Breath holds both by increasing adrenaline and causing hypoxia, which increases serotonin levels [ref], can make us feel good. To achieve that outcome often regular practice is required and the ability to control the intensity of the breath hold.
It is worth pointing out that serotonin has a bilateral relationship with breathing & breath holds as increase in brain serotonin corrects CO2 chemosensitivity [ref].
Why is it unhealthy to hold your breath?
Voluntary breath holds require caution for specific demographics including: individuals with cardiovascular problems, blood sugar regulation issues, pregnant women, those with neurological conditions. The reason for that is the disruption of the blood circulation and the ‘dysregulation’ of blood sugar.
For all the above groups, breath holds can still be safe when supervised.
Did Kate Winslet held her breath for 7min 15sec?
During the recording of Avatar: The way of water, Kate Winslet performed the longest breath hold in the movie history, breaking Tom Cruise’s record. She said:
“Well, I didn’t have to hold my breath for over seven minutes,” Winslet continued. “It’s just that the opportunity to set a record presented itself. I wanted to break my own record, which was already six minutes and 14 seconds. And I was like, ‘Come on!’ So I smashed my own record by a minute.”
The way actors increase their breath hold time is by breathing in 100% oxygen prior to holding their breath (as opposed to 21% concentration in the environmental air [ref]). This is not a novel approach however. In a 1959 study [ref], untrained volunteers reached a 14min breath hold & Budimir Šobat (a Croatian free-diver) who holds the world of underwater breath with 24mins 37sec [ref] used the same approach. For the reference the record was achieved in his home city Sisak in order to promote awareness around earthquakes, after the city was hit by one in Dec 2020!
With approximately 15mins of 100% O2 inhalation, a 2017 study [ref] showed that breath hold can be prolonged to: 16:11min (9:39–21:02). When the participants hyperventilated for 3mins instead they breath hold time was: 5:38 min (3:50–7:11). Both groups reached an end-tidal PCO2 of ~20 mmHg at the end of the breathing phase.
These achievements are clearly impressive but nowhere close to the non-oxygen assisted records of: 11:35 minutes by Stéphane Mifsud for men, and by Natalia Molchanova 9:02 [ref].

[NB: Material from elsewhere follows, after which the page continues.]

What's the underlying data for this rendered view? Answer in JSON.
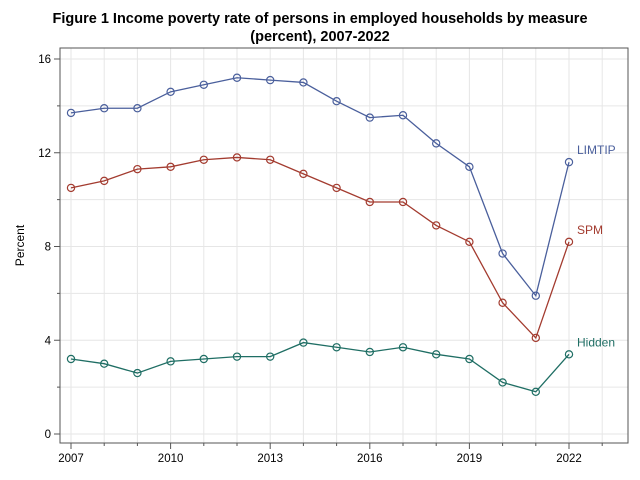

Bain, A. R., Ainslie, P. N., Barak, O. F., Hoiland, R. L., Drvis, I., Mijacika, T., … & MacLeod, D. B. (2017). Hypercapnia is essential to reduce the cerebral oxidative metabolism during extreme apnea in humans. Journal of Cerebral Blood Flow & Metabolism, 37(9), 3231-3242.

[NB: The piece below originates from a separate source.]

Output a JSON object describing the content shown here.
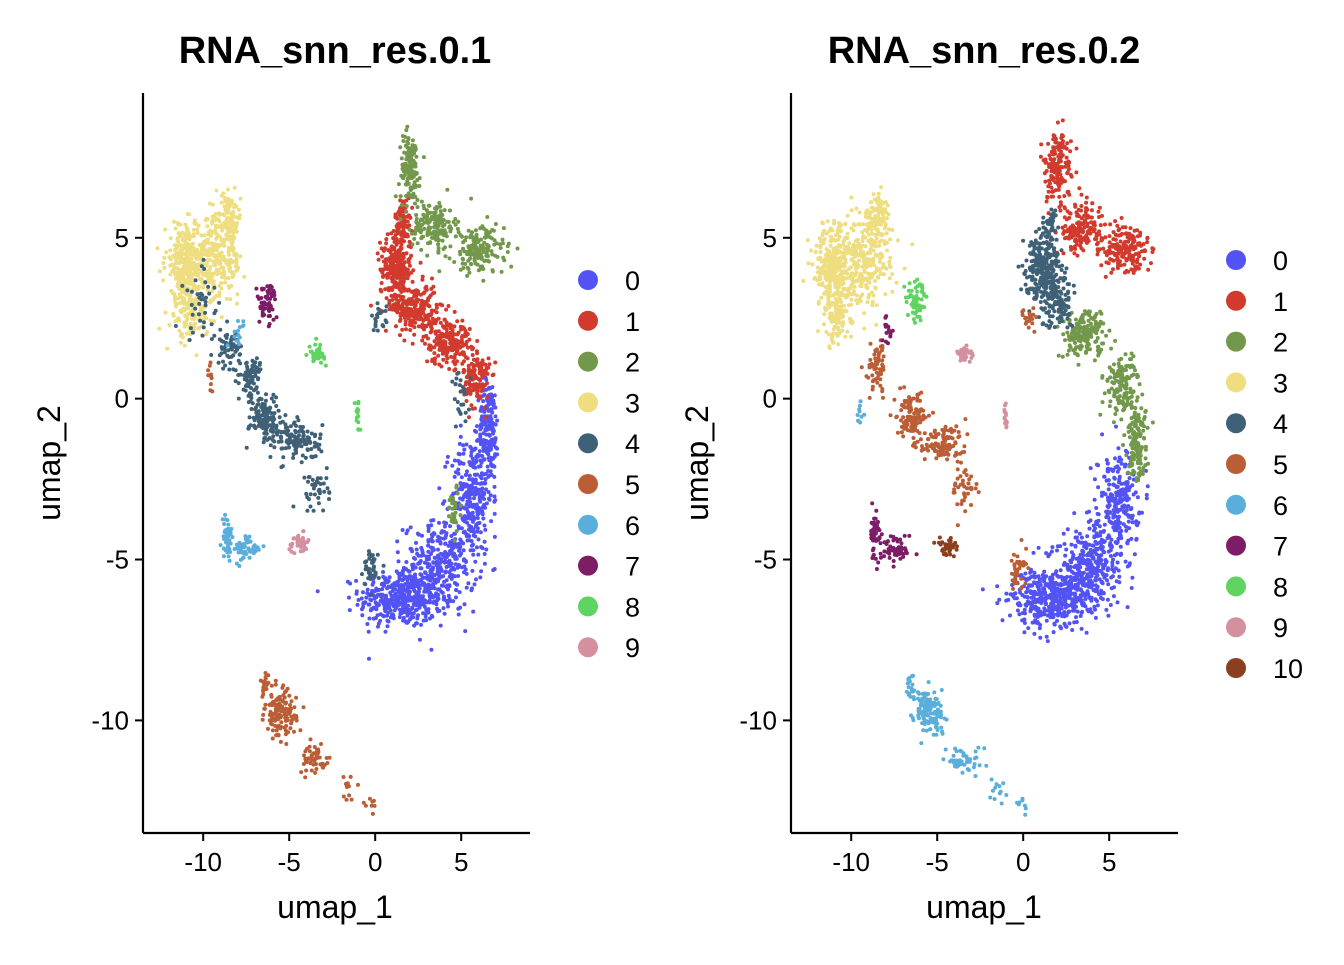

Blain, G. M., Smith, C. A., Henderson, K. S., & Dempsey, J. A. (2010). Peripheral chemoreceptors determine the respiratory sensitivity of central chemoreceptors to CO2. The Journal of physiology, 588(13), 2455-2471.

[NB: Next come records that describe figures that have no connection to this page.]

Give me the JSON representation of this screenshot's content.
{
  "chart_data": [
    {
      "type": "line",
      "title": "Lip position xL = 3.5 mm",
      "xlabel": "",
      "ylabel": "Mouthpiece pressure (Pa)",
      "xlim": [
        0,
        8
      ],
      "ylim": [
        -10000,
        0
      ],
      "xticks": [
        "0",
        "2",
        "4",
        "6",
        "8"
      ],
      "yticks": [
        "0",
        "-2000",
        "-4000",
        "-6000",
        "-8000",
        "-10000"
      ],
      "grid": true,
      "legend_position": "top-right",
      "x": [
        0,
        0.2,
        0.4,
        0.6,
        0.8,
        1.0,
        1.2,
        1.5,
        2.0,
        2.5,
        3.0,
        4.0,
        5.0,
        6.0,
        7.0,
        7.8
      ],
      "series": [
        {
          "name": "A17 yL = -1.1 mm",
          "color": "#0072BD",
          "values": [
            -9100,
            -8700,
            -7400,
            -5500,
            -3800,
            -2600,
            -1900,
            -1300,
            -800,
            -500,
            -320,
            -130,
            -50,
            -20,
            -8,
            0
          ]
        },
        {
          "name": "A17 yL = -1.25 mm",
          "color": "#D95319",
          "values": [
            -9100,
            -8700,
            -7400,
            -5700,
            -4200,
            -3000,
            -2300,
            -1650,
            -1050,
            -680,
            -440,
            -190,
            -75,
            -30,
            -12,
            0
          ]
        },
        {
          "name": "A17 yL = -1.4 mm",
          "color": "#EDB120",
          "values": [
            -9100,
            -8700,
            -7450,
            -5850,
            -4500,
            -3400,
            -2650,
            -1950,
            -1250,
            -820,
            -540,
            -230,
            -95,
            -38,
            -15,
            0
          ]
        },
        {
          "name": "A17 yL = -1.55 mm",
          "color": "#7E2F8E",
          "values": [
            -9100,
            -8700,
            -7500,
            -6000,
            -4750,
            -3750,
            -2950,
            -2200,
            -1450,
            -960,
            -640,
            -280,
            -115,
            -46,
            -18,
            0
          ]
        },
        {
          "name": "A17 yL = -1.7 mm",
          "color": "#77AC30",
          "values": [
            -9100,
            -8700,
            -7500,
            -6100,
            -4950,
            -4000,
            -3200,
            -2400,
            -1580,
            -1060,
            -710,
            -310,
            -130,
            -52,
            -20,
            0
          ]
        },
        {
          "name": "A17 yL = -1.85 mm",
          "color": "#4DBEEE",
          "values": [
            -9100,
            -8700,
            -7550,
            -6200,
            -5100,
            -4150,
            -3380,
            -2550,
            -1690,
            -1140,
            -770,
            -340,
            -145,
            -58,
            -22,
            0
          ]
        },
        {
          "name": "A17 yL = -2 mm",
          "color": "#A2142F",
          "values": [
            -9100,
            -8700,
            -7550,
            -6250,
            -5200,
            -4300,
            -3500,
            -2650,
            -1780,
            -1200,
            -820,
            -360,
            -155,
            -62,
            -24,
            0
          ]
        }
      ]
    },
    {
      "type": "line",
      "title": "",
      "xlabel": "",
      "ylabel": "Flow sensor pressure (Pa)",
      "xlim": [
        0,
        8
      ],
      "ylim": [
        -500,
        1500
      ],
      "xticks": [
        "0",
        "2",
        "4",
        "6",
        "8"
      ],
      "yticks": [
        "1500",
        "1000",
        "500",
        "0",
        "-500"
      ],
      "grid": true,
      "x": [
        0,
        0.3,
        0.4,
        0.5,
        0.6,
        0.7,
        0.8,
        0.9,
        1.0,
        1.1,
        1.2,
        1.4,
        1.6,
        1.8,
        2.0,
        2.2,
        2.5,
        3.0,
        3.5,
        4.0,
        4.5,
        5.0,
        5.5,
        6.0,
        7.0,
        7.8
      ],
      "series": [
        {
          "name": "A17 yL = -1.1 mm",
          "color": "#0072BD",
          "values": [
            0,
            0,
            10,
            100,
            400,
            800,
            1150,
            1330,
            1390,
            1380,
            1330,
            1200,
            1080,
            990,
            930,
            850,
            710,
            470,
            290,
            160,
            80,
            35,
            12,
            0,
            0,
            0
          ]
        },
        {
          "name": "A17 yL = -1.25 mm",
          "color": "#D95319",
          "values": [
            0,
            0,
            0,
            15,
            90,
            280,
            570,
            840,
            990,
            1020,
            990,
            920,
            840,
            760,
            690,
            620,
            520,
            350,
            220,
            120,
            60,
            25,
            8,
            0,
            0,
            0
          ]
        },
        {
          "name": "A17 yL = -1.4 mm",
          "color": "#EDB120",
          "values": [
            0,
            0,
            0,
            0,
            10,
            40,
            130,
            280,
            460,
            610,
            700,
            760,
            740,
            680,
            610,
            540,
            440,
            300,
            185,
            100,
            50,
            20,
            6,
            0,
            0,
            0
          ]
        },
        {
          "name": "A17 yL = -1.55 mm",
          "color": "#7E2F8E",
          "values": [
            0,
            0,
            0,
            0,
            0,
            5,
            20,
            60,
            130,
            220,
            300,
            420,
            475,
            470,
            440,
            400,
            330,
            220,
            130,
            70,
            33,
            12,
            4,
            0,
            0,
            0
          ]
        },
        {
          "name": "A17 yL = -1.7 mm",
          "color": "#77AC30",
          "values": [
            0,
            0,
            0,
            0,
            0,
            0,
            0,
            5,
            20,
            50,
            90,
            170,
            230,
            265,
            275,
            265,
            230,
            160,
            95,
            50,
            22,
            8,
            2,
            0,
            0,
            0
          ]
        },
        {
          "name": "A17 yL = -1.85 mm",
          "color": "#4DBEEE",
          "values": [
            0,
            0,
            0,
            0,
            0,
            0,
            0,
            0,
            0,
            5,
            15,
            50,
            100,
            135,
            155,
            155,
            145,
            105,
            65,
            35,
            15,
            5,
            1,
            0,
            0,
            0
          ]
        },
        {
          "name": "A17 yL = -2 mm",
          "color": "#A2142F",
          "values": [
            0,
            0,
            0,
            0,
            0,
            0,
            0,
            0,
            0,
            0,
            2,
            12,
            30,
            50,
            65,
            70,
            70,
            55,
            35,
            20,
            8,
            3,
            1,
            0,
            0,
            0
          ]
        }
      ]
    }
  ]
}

Dale‐Nagle, E. A., Hoffman, M. S., MacFarlane, P. M., Satriotomo, I., Lovett‐Barr, M. R., Vinit, S., & Mitchell, G. S. (2010). Spinal plasticity following intermittent hypoxia: implications for spinal injury. Annals of the New York Academy of Sciences, 1198(1), 252-259.
Klocke, F. J., & Rahn, H. (1959). Breath holding after breathing of oxygen. Journal of Applied Physiology, 14(5), 689-693.
Toward, M. A., Abdala, A. P., Knopp, S. J., Paton, J. F., & Bissonnette, J. M. (2013). Increasing brain serotonin corrects CO2 chemosensitivity in methyl‐CpG‐binding protein 2 (Mecp2)‐deficient mice. Experimental physiology, 98(3), 842-849.